Refining the Algorithm
While our debate on how to define the Avi Health Score was not settled yet, we had another passionate debate on how the numbers ought to work. Avi's analytics team created two rules that would serve as guiding principles for combining application health related information:
- When two metrics or health factors are of a different kind then use the least healthy factor to represent the health. For example, a person may have a very strong heart but a tumor in the brain. We don't want to do an average health between those to organs but highlight that she is not in good health due to the tumor in the brain. For software, we expressed these situations as, health = min(health_A, health_B) when the health of two factors A and B need to be combined together.

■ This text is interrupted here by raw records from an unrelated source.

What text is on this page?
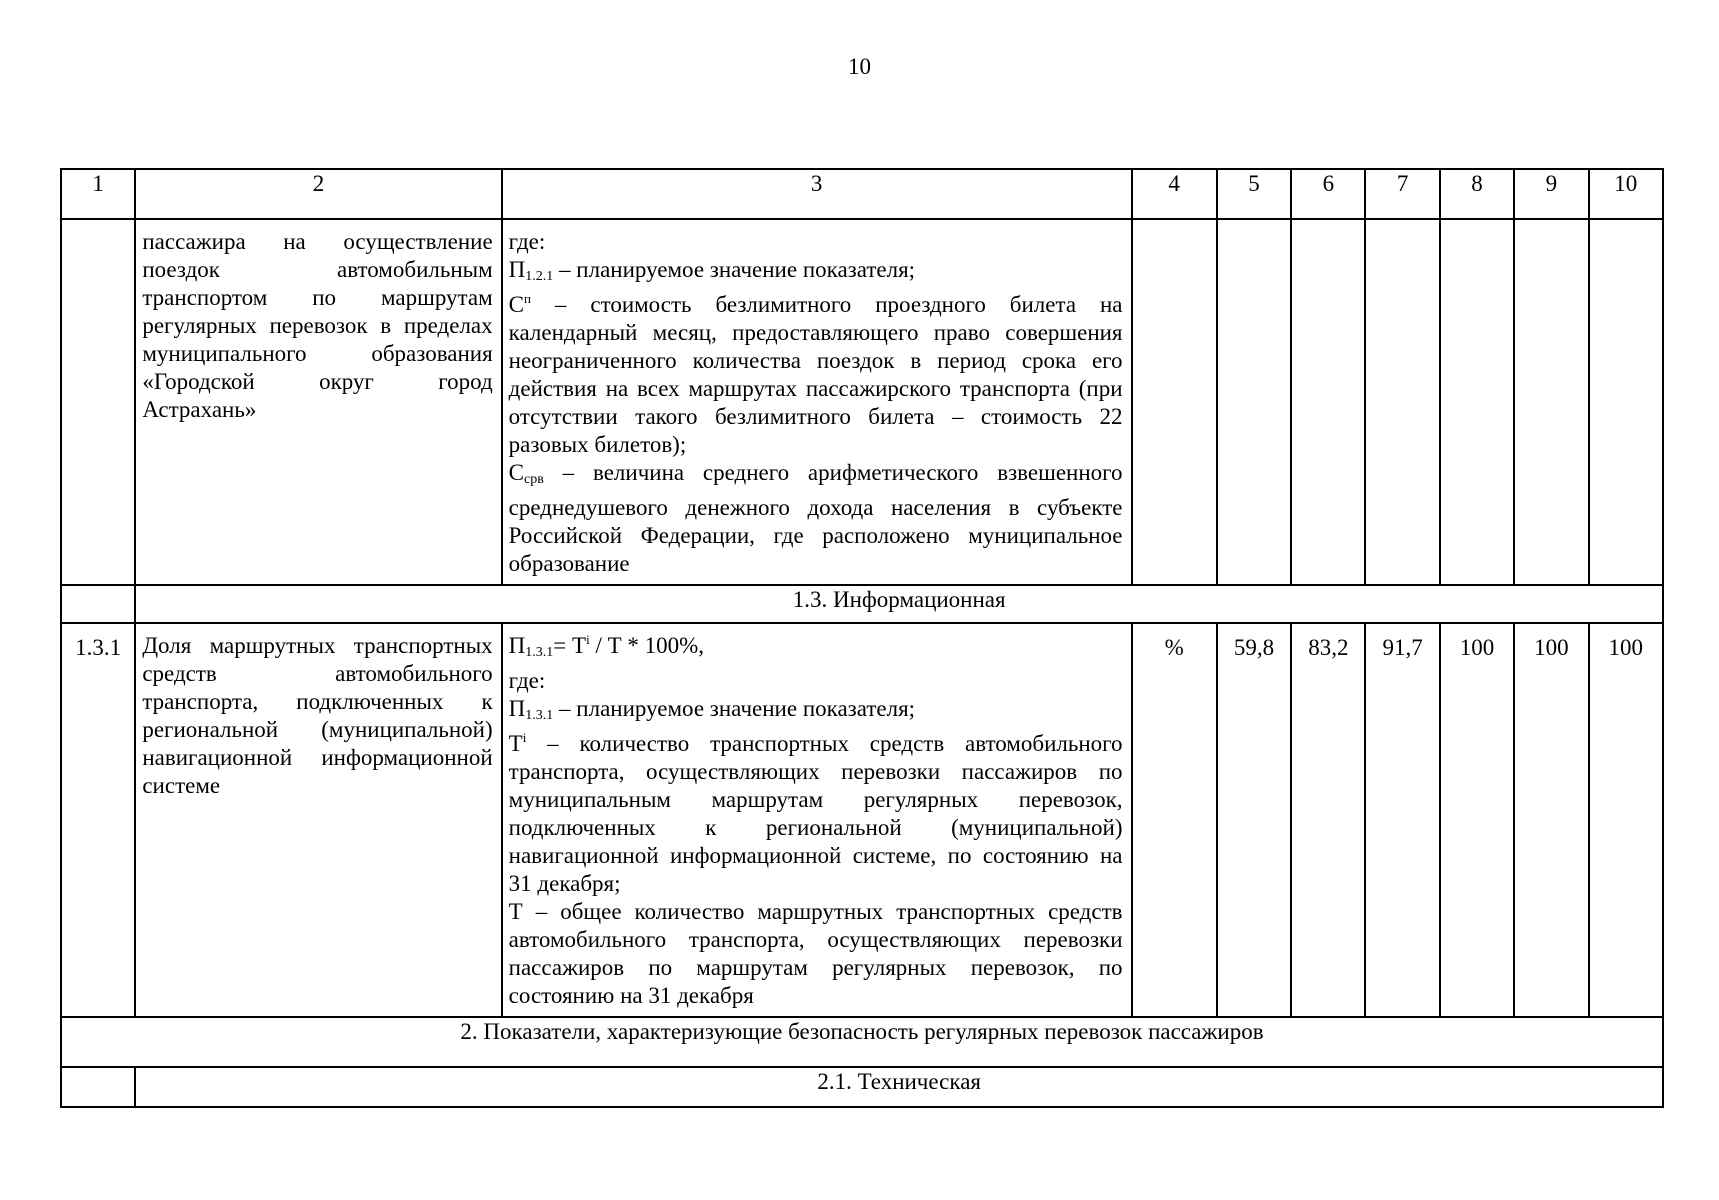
10
1	2	3	4	5	6	7	8	9	10

	пассажира на осуществление поездок автомобильным транспортом по маршрутам регулярных перевозок в пределах муниципального образования «Городской округ город Астрахань»	где:
$П_{1.2.1}$ – планируемое значение показателя;
$С^п$ – стоимость безлимитного проездного билета на календарный месяц, предоставляющего право совершения неограниченного количества поездок в период срока его действия на всех маршрутах пассажирского транспорта (при отсутствии такого безлимитного билета – стоимость 22 разовых билетов);
$С_{срв}$ – величина среднего арифметического взвешенного среднедушевого денежного дохода населения в субъекте Российской Федерации, где расположено муниципальное образование							

	1.3. Информационная								
1.3.1	Доля маршрутных транспортных средств автомобильного транспорта, подключенных к региональной (муниципальной) навигационной информационной системе	$П_{1.3.1}= Т^i / Т * 100\%$,
где:
$П_{1.3.1}$ – планируемое значение показателя;
$Т^i$ – количество транспортных средств автомобильного транспорта, осуществляющих перевозки пассажиров по муниципальным маршрутам регулярных перевозок, подключенных к региональной (муниципальной) навигационной информационной системе, по состоянию на 31 декабря;
Т – общее количество маршрутных транспортных средств автомобильного транспорта, осуществляющих перевозки пассажиров по маршрутам регулярных перевозок, по состоянию на 31 декабря	%	59,8	83,2	91,7	100	100	100
2. Показатели, характеризующие безопасность регулярных перевозок пассажиров									
	2.1. Техническая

- When two metrics or health factors are of similar entities then average out health across all the similar factors. For example, if a virtual service has 100 servers then the health of the pool is determined via average health of all the 100 servers given all the servers are expected to be of a similar nature.
Another important consideration was whether the health of an application should be based on instantaneous metrics or if it should incorporate performance history. Most of our users and employees were split into one of two groups: 1) the team with a hardware industry pedigree that responded that application health should be based on instantaneous information and 2) the team that had a software/ops background that sided with looking at trend and history. Again, we used decisions strategies in human health to break the tie - one is considered not yet in good health if he/she is still recovering from a recent illness.
We made a choice to look at the previous 6 hours of metrics to determine an application's Health Score. In the Avi Vantage Platform, when an application admin sees a perfect health score (100), she can safely assume that for previous 6 hours, the application's health was perfect and the application was meeting its performance expectations.
The Score is Core to Avi
The process to derive an objective score by combining a series of subjective measures wasn't easy. The Avi Health Score and the metrics and components that determine score is a topic that is very dear to our hearts at Avi. Once we nailed it, building the software to cement the definition was the simpler part. Later, the definition that one of our technical advisors for application health (should reflect how an application is performing, that it should not be running out of resources and there are no anomalies), matched verbatim with our proposal which he was not privy to.
Every new Avi employee gives us an opportunity discuss the topic of application health. We know it is very important to our customers and employees alike. We hope to keep improving its measurement and characterization as has been the case for human health over time!